I am a seasoned expert in the field of real estate, with a comprehensive understanding of its multifaceted impact on the U.S. economy. My extensive knowledge is grounded in both academic study and practical experience, having closely observed and analyzed the dynamics of real estate markets over the years. I have been actively engaged in various aspects of the real estate industry, including construction, investment, and market trends.

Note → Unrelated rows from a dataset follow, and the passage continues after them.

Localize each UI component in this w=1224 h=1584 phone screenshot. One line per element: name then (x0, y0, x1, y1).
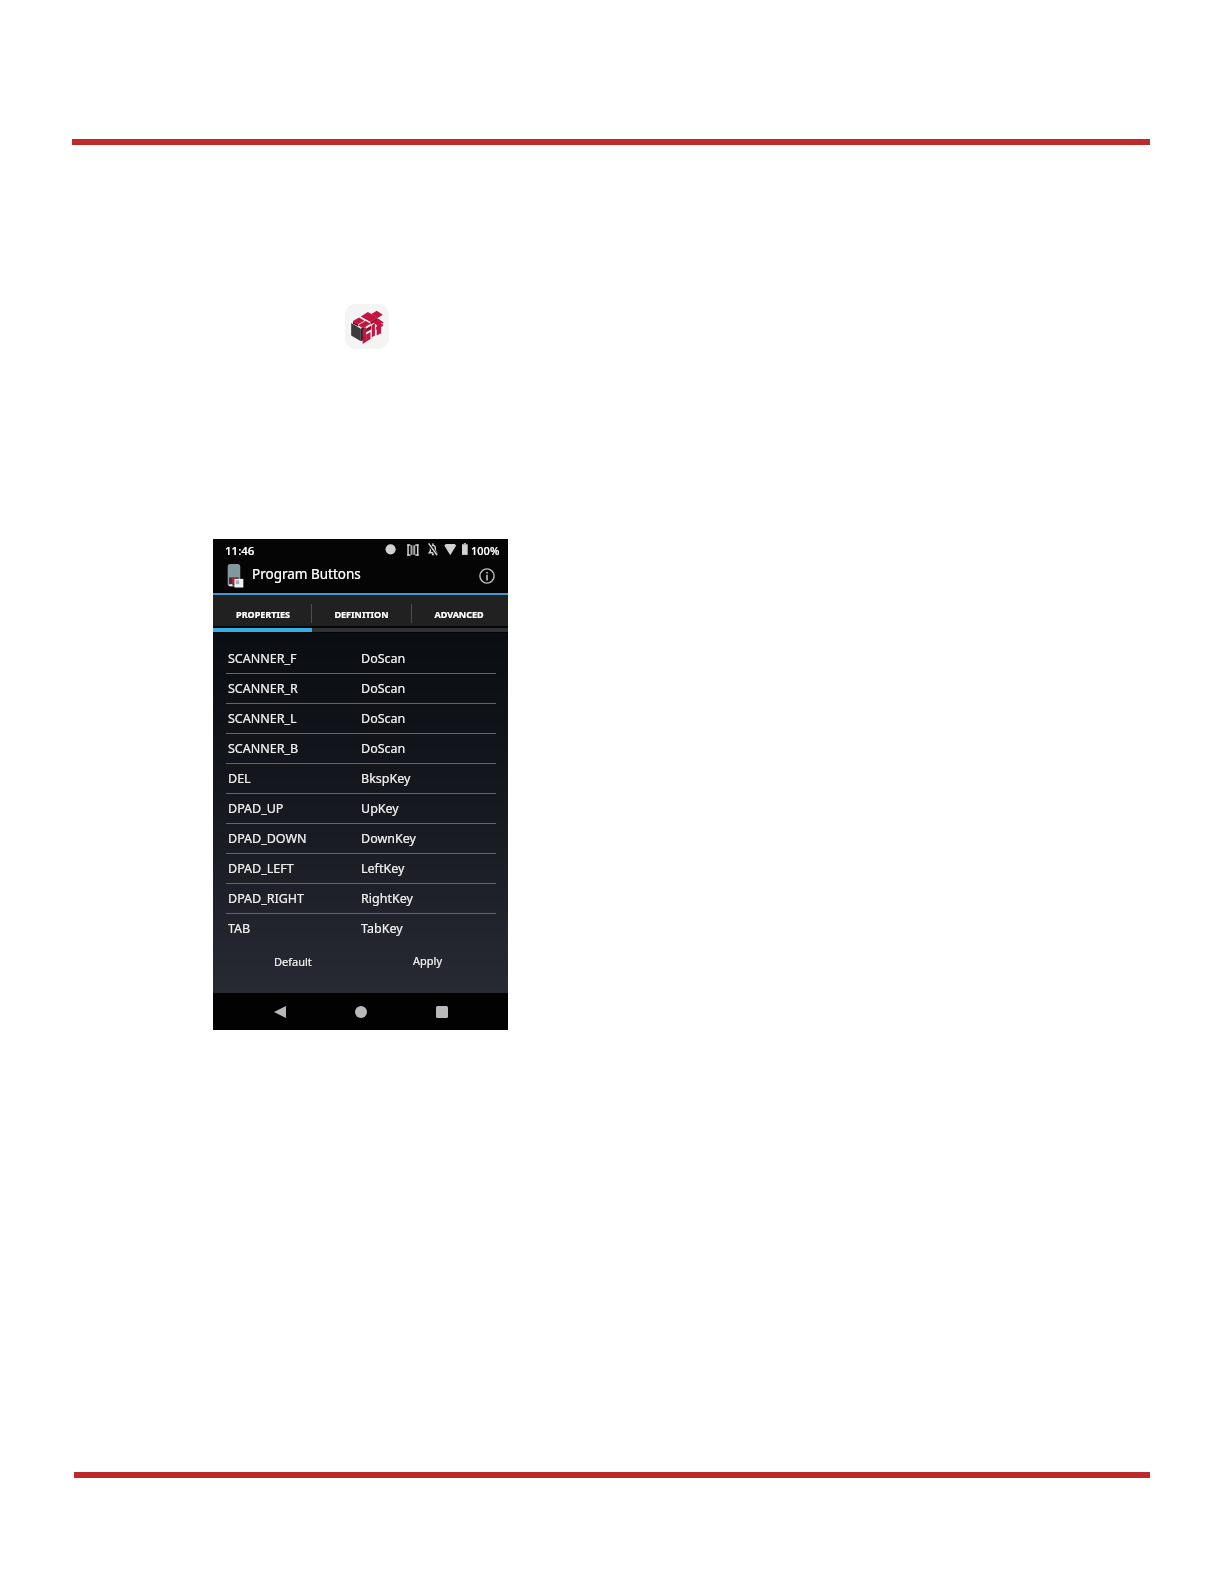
button[interactable]: DPAD_UP (213, 793, 508, 823)
staticText: ADVANCED (434, 608, 484, 620)
staticText: 11:46 (225, 543, 255, 559)
staticText: 100% (471, 543, 500, 558)
staticText: DoScan (361, 650, 406, 667)
staticText: DownKey (361, 830, 416, 847)
staticText: SCANNER_F (228, 650, 297, 667)
button[interactable]: SCANNER_L (213, 703, 508, 733)
staticText: DPAD_LEFT (228, 860, 294, 877)
staticText: TAB (228, 920, 251, 937)
staticText: TabKey (361, 920, 403, 937)
button[interactable]: PROPERTIES (213, 598, 312, 629)
staticText: DPAD_UP (228, 800, 284, 817)
staticText: SCANNER_B (228, 740, 299, 757)
staticText: SCANNER_R (228, 680, 298, 697)
button[interactable]: DEFINITION (312, 598, 410, 629)
staticText: LeftKey (361, 860, 405, 877)
button[interactable]: TAB (213, 913, 508, 943)
staticText: Apply (413, 953, 443, 968)
button[interactable]: ADVANCED (410, 598, 508, 629)
staticText: Program Buttons (252, 565, 361, 583)
staticText: DPAD_DOWN (228, 830, 307, 847)
button[interactable]: SCANNER_F (213, 643, 508, 673)
button[interactable]: Home (349, 1000, 373, 1024)
button[interactable]: SCANNER_B (213, 733, 508, 763)
staticText: DEL (228, 770, 251, 787)
staticText: UpKey (361, 800, 399, 817)
staticText: SCANNER_L (228, 710, 297, 727)
button[interactable]: SCANNER_R (213, 673, 508, 703)
staticText: BkspKey (361, 770, 411, 787)
button[interactable]: Back (268, 1000, 292, 1024)
staticText: DoScan (361, 740, 406, 757)
staticText: DPAD_RIGHT (228, 890, 305, 907)
button[interactable]: Recents (430, 1000, 454, 1024)
button[interactable]: Info (475, 564, 499, 588)
staticText: RightKey (361, 890, 413, 907)
staticText: PROPERTIES (236, 608, 290, 620)
staticText: Default (274, 954, 312, 969)
staticText: DoScan (361, 680, 406, 697)
button[interactable]: DPAD_LEFT (213, 853, 508, 883)
button[interactable]: Apply (398, 945, 458, 975)
button[interactable]: DEL (213, 763, 508, 793)
staticText: DoScan (361, 710, 406, 727)
staticText: DEFINITION (334, 608, 389, 620)
button[interactable]: DPAD_DOWN (213, 823, 508, 853)
button[interactable]: DPAD_RIGHT (213, 883, 508, 913)
button[interactable]: Default (263, 946, 323, 976)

Now, let's delve into the key concepts mentioned in the provided article:

  1. Real Estate's Role in the U.S. Economy:

    • Real estate plays a crucial role in the U.S. economy, with both residential and commercial sectors contributing significantly.
    • Residential real estate serves as a primary source of housing for families and is a major wealth and savings vehicle for many Americans.
    • Commercial real estate, encompassing apartment buildings and commercial spaces, generates employment and supports retail, offices, and manufacturing.
  2. Economic Impact of Real Estate Construction:

    • Real estate construction is a substantial contributor to the nation's economic output, accounting for $1.15 trillion in 2018, representing 6.2% of the U.S. gross domestic product (GDP).
    • It is emphasized that real estate construction is labor-intensive and a major driver of job creation.
  3. Ripple Effect of Real Estate on the Economy:

    • Real estate's influence extends beyond construction and GDP, affecting other economic indicators.
    • A decline in real estate sales leads to reduced property values, impacting home equity loans and, subsequently, consumer spending.
    • Consumer spending, comprising almost 70% of the U.S. economy, is sensitive to fluctuations in real estate.
  4. Real Estate and the 2008 Recession:

    • The 2008 financial crisis is cited as a significant example of real estate's profound impact on the economy.
    • Falling home prices triggered the downturn, with housing price declines of 10-15% eliminating homeowners' equity, contributing to the crisis.
  5. Role of Subprime Mortgages and Derivatives:

    • Almost half of the loans issued between 2005 and 2007 were subprime, leading to a cascading effect.
    • Banks utilized subprime mortgages to support derivatives, which were sold as safe investments but became problematic when borrowers defaulted.
    • The bankruptcy of Lehman Brothers marked the official beginning of the 2008 financial crisis.
  6. Potential for Another Real Estate Crash:

    • Concerns about a potential real estate market crash are discussed, with comparisons to the conditions preceding the 2008 crisis.
    • Differences between the 2005 market and the present, such as a smaller percentage of subprime loans, raised lending standards, and reduced home equity extraction, are highlighted.

In conclusion, my expertise in real estate allows me to provide a nuanced understanding of the intricate connections between real estate dynamics and the broader economic landscape, as illustrated in the article.